I wrote a neural network and was glad to see it perform well learning XOR and other basic functions, but scaling it to recognize handwritten characters introduced more unpredictable performance. It demonstrated some successes polluted with frequent rounds of complete nonsense; series where the success rate was worse than even a random guess.
To try to get a better grasp of exactly what was happening, I wrote a test to graph performance as the network scaled from 10 – 200 neurons per input and hidden layer. The function being taught was constant and always with 5,000 training iterations. The graph generated gave me no answers, just more confusion! There seemed to be about a 50/50 chance of relative success or complete failure, nothing in between. Also, subsequent runs saw different results at each size.

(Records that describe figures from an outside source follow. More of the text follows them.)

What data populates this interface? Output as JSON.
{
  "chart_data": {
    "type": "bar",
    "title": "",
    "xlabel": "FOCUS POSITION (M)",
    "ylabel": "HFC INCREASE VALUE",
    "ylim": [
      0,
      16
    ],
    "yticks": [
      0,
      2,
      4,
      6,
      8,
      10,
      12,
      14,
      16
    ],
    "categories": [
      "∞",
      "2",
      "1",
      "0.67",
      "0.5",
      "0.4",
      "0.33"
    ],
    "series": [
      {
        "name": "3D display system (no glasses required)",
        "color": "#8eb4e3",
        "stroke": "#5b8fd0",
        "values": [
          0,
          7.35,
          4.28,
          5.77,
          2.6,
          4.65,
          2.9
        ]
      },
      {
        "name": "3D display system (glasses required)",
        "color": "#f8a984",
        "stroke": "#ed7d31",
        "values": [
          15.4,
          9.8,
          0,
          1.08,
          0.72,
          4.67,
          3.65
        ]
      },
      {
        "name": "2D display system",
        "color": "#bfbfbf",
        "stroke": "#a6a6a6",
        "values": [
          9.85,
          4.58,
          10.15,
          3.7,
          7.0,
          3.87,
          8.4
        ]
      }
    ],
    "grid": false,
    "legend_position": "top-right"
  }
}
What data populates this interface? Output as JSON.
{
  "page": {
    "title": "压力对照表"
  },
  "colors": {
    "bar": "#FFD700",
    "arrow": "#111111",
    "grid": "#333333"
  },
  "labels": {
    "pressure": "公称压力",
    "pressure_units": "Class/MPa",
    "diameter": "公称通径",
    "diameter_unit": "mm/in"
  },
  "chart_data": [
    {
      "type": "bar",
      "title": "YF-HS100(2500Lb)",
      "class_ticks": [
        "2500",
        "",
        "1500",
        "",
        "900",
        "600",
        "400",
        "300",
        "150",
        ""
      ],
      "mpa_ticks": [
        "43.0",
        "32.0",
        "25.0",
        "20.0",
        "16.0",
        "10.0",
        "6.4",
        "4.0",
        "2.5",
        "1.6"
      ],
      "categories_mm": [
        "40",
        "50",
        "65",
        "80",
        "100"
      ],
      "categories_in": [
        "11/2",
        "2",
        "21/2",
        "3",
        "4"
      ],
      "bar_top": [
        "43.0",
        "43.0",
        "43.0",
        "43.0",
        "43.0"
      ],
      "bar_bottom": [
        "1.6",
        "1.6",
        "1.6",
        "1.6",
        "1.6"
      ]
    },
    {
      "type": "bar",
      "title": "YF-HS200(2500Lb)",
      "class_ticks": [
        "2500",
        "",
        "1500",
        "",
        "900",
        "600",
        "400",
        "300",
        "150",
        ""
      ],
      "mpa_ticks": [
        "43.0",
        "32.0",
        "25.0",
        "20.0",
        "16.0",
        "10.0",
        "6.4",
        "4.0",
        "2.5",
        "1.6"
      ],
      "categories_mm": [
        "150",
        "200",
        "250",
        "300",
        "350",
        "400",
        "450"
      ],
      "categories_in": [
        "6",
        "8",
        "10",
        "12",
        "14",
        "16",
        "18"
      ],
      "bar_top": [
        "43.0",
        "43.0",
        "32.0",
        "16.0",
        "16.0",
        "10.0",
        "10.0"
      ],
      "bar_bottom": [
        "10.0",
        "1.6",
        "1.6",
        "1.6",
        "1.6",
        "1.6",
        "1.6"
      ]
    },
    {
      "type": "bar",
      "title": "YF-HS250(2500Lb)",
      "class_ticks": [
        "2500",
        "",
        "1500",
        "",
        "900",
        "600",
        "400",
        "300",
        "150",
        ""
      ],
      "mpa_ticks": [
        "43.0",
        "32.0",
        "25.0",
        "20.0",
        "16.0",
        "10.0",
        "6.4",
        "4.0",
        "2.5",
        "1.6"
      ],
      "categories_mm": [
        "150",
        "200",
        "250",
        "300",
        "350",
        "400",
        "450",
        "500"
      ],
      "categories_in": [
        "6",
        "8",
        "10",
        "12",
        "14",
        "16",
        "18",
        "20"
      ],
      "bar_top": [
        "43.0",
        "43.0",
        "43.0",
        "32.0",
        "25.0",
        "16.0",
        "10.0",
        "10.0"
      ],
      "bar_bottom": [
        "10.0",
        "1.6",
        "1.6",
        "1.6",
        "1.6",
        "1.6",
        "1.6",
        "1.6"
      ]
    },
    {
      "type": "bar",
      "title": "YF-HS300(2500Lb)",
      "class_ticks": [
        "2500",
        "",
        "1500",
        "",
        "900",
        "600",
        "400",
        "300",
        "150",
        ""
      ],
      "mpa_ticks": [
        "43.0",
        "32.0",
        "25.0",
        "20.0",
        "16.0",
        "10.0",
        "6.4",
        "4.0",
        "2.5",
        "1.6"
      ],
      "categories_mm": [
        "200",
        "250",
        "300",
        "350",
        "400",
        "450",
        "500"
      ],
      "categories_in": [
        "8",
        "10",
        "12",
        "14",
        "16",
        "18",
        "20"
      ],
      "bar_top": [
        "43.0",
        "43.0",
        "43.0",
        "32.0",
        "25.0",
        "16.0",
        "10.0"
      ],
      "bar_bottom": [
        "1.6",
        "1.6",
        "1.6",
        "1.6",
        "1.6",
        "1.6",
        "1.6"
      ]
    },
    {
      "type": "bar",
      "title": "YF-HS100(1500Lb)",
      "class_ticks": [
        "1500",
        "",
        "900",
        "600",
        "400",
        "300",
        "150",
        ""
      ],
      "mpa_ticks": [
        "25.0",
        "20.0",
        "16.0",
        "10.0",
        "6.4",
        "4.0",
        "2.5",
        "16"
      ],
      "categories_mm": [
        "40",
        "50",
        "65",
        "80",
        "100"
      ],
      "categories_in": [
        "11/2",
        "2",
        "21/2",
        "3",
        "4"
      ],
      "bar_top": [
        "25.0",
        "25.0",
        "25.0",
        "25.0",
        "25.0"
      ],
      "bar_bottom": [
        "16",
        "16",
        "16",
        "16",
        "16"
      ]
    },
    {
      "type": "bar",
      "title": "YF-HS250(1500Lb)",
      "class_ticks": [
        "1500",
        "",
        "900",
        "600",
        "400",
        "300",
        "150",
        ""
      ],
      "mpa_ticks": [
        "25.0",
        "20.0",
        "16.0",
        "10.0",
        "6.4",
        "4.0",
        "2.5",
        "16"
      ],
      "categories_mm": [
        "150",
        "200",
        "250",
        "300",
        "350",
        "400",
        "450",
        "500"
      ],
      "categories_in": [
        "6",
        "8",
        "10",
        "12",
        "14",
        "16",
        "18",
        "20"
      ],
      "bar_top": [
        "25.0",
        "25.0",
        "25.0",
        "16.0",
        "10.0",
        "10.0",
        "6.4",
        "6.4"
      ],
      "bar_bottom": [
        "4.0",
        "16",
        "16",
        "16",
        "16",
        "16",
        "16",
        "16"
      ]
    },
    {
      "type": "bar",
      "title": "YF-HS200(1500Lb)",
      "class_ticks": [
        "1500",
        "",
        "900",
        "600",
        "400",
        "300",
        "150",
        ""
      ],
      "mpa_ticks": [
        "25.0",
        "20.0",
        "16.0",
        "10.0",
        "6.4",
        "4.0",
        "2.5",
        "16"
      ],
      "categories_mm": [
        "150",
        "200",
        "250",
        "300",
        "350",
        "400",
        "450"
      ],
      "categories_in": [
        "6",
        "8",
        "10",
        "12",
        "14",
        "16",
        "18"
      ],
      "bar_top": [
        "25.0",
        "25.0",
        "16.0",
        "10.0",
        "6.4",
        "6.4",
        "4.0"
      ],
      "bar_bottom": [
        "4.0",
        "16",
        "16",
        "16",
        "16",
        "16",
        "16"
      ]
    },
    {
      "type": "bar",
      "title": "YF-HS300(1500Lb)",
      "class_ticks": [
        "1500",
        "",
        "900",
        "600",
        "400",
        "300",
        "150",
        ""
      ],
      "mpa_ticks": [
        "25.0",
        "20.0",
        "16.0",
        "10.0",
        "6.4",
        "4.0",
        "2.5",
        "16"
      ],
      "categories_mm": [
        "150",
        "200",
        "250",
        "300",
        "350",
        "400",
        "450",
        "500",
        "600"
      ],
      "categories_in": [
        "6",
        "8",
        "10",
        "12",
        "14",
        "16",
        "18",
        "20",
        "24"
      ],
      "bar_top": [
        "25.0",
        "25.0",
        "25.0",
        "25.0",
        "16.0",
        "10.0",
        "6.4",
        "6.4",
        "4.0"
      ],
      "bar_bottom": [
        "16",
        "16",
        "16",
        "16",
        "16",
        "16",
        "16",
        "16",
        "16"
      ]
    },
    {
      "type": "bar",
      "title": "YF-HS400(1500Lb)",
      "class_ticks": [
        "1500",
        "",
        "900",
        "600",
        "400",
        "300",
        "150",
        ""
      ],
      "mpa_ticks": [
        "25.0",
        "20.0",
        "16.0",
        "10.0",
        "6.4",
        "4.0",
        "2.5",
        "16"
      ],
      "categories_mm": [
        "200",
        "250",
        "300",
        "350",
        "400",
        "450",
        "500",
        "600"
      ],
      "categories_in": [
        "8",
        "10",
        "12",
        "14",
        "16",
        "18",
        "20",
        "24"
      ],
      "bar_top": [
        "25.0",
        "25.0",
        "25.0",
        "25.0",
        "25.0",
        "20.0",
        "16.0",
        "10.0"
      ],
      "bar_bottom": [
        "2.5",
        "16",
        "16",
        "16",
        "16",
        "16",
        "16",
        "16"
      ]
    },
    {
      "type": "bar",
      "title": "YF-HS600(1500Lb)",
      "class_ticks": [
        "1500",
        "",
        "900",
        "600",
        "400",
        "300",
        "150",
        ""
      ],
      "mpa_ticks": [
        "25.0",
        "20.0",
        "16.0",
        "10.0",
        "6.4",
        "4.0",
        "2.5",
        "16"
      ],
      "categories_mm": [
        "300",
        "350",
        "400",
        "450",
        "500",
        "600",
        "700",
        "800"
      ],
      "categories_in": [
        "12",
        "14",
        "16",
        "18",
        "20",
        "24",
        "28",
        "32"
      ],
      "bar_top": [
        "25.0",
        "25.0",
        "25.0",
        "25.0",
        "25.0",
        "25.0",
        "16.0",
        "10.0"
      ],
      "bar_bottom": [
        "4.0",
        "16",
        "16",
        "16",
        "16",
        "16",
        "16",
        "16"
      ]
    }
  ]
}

After some research I became suspicious of local minima. The larger and more complex a network and data set become, the greater chance of getting stuck in a local minimum of the function. After some trial and error and about a dozen hours of testing (one complete run through this test takes ~3 hours) a hint on Stackoverflow encouraged me to decrease the learning rate. Ultimately, that was the winning tip. The graph above was generated with a learning rate of 0.5 and momentum coefficient of 0.3. Decreasing those to 0.2 and 0.1, respectively, yielded much better results; nearly perfect scores.
“Check out” the whole project on Github. The test that generates these graphs can be seen in test.py, method testLargerNetworks().